Hoorn, d’un geste large, évoqua le passé, augura l’avenir. La houle qui venait jusqu’à Portmonde et pendant des siècles s’était retirée, bientôt gronderait sous les portes de fer des écluses. On allait voir revenir, dansant sur les vagues, avec leurs proues d’or où caracolent des sirènes nues, les caravelles du monde. Alors la Flandre redeviendrait la grande mamelle grasse et nourricière, tétée par les Amériques. Toute la vie, du flot d’un océan, rebondirait entre les quais de ses ports.

Wildman frissonnait, comme si déjà battait en lui le cœur régénéré de la grande cité marine. Les races, les eaux, les ciels coururent, orageux, héroïques, enflés du vent des pavillons.

– Oui, dit-il comme en songe, Venise, Damme, Anvers fondus et ressuscités… Les galions ramenant la fortune des sombres et ardents aventuriers… Les hautes mâtures et les cheminées tourbillonnantes s’enchevêtrant aux pignons en cols de cygne et en proues de navire… Et les tours d’églises avec leurs cadrans de soleil comme des lanternes de phares haut sur l’horizon… Qui donc a dit que Portmonde était morte ?

 

Les ombres encore une fois furent refoulées. Il oublia les spectres rôdeurs, la dalle horrible où avait saigné un bétail humain. D’une vision passionnée, il vécut devant lui les âges, dans la force et la joie. Un silence prolongeait les âmes ; la chambre aux parois de bois sembla, elle aussi, voguer vers les eldorados. Et puis tout à coup Wildman sentait s’appuyer à la sienne la chaleur d’une main amie.

– Maître, maître, disait Hoorn, que c’est beau à vous, qu’ils ont outragé, d’exprimer en une telle parole la foi de tous ceux qui se tournent ici vers la vie !

Wildman dit simplement :

– Cela déjà est loin… Je leur pardonne.

– Mais eux jamais ne vous pardonneront d’être la force, la beauté et la lumière ; car ils vont avec la mort comme le corbeau avec la charrue. Ils sont les vampires qui voudraient sucer les derniers sangs de la race. De leurs mains mortes ils tirent aux quatre coins de la ville le suaire sous lequel la vie s’est remise à tressaillir. Ils écartèleraient, s’ils pouvaient, l’âme de Portmonde.

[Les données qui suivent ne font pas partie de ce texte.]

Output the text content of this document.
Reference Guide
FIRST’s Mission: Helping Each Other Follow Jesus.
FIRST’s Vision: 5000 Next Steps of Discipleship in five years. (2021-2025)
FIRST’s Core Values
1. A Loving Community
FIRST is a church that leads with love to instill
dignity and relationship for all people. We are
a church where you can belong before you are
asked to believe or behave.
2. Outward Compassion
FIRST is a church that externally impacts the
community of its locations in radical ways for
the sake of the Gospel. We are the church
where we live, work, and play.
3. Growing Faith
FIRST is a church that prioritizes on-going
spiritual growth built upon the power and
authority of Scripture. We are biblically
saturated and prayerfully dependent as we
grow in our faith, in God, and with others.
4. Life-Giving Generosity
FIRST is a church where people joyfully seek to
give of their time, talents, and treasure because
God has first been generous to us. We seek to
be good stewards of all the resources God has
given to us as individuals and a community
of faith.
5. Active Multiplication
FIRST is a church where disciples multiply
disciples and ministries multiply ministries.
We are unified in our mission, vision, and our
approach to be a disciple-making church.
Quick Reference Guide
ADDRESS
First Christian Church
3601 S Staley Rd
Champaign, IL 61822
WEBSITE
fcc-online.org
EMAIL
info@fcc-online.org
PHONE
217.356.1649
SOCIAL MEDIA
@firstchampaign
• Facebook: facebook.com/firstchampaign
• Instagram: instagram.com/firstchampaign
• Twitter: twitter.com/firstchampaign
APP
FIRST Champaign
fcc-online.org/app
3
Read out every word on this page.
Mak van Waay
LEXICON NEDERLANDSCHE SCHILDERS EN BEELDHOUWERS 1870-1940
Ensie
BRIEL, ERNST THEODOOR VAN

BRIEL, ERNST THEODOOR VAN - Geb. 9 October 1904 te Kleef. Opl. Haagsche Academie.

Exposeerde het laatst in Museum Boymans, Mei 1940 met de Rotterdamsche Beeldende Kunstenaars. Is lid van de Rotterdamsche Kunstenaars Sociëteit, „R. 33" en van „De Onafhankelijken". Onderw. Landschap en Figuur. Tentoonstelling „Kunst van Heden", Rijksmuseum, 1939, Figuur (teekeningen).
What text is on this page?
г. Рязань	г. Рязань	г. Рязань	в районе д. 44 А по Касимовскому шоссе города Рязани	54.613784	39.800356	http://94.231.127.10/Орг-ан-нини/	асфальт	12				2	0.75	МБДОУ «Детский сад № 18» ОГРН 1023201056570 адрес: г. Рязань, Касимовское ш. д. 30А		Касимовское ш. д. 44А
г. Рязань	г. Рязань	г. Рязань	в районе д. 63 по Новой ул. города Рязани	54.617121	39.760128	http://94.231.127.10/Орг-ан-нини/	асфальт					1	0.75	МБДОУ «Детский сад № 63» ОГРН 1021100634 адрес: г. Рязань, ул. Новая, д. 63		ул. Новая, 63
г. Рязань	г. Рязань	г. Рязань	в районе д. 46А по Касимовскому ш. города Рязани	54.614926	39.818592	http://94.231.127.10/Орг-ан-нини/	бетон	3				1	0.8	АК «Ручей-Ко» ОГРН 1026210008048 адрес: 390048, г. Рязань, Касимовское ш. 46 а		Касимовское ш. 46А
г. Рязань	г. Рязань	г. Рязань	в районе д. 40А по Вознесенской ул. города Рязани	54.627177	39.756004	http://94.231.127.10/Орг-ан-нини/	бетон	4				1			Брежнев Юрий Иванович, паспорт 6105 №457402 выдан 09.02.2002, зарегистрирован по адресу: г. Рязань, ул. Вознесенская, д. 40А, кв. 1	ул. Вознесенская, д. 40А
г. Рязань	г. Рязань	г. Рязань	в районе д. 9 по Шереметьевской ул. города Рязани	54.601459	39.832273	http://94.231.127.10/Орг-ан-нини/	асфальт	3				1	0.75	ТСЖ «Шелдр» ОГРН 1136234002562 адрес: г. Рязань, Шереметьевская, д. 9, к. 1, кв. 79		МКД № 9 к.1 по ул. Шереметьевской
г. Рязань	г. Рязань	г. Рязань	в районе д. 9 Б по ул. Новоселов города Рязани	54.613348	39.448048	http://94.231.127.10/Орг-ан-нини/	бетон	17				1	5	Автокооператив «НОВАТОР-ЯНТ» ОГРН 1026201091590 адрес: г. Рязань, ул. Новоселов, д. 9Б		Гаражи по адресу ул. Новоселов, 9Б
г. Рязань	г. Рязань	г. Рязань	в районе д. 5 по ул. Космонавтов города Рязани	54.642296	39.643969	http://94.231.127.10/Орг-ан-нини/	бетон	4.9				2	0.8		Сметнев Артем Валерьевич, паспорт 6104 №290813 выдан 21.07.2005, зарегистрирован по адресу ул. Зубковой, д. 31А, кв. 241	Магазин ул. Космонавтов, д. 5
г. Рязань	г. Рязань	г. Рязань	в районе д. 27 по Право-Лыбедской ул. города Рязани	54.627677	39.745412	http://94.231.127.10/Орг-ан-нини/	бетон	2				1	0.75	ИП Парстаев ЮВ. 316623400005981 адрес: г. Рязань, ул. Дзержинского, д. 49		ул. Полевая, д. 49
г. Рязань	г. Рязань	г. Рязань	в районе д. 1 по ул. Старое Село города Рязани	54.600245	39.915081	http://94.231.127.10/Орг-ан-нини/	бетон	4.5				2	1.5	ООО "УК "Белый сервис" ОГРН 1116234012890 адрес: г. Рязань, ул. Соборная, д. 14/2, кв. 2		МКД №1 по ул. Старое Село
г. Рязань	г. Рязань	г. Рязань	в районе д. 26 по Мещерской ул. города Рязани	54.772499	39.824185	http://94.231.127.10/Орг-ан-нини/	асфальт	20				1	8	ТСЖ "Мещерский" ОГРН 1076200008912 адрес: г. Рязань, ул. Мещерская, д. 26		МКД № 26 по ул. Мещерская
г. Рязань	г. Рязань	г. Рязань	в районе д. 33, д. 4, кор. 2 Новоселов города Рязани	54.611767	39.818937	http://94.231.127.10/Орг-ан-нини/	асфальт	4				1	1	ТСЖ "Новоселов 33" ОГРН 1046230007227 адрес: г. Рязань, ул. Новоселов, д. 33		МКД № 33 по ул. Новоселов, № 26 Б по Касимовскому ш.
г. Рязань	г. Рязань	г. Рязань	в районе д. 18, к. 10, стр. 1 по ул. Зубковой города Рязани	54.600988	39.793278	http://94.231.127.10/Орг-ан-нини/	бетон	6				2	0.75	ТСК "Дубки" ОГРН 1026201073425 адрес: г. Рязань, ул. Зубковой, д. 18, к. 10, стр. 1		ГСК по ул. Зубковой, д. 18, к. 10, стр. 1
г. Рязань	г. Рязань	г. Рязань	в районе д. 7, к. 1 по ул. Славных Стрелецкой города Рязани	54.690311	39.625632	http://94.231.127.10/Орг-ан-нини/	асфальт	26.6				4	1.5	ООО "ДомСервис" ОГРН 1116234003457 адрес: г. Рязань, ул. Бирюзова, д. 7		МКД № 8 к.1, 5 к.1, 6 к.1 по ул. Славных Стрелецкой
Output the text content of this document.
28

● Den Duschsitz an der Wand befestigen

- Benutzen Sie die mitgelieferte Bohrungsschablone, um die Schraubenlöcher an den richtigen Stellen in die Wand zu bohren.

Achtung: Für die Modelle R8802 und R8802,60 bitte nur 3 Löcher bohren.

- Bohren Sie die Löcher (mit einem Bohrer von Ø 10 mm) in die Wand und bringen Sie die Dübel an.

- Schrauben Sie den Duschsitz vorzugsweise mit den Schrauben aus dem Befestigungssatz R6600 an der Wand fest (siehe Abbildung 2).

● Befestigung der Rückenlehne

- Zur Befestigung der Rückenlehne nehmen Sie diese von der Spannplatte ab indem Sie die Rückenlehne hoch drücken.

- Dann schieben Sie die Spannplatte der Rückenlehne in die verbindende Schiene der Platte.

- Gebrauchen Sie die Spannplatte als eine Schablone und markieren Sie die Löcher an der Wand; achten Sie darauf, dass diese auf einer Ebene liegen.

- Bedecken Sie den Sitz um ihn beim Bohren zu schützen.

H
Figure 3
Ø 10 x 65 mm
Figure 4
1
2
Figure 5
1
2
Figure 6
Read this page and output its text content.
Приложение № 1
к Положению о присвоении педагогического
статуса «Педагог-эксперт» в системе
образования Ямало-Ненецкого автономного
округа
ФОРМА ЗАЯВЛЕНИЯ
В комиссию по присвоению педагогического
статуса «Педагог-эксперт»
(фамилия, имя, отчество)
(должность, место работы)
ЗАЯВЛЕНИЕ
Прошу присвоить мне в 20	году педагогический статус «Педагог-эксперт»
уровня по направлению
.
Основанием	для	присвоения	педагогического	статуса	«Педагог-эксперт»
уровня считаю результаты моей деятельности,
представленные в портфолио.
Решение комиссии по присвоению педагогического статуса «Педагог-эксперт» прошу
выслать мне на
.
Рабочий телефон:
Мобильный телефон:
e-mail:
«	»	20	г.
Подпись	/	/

– On ne tue pas la pensée. On n’a jamais raison de la vie, fit Wildman.

Le vin, les alcools, les cigares leur versaient une excitation légère. Ils désirèrent goûter la nuit fraîche de la ville. Le silence, le rêve, le passé les enveloppèrent. Des canaux, sous l’argent des saules, se gonflaient de nymphéas.

– N’est-ce pas le symbole de la vie, dit Wildman, cette longue tige dardée de la nuit bourbeuse et épanouissant ses calices par-dessus la mort des eaux ? Hoorn ! Hoorn ! ah ! je le sens comme vous, la mort n’est ici qu’une apparence. Portmonde vit ! Son silence palpite, lourd de germes et de printemps ! Un vent souffle sur ses cendres. Bientôt une âme sortira de ses vieilles pierres ! Jouissons, en attendant, d’être les derniers à savourer la mélancolie délicieuse de la minute où elle n’est presque déjà plus, où elle va être !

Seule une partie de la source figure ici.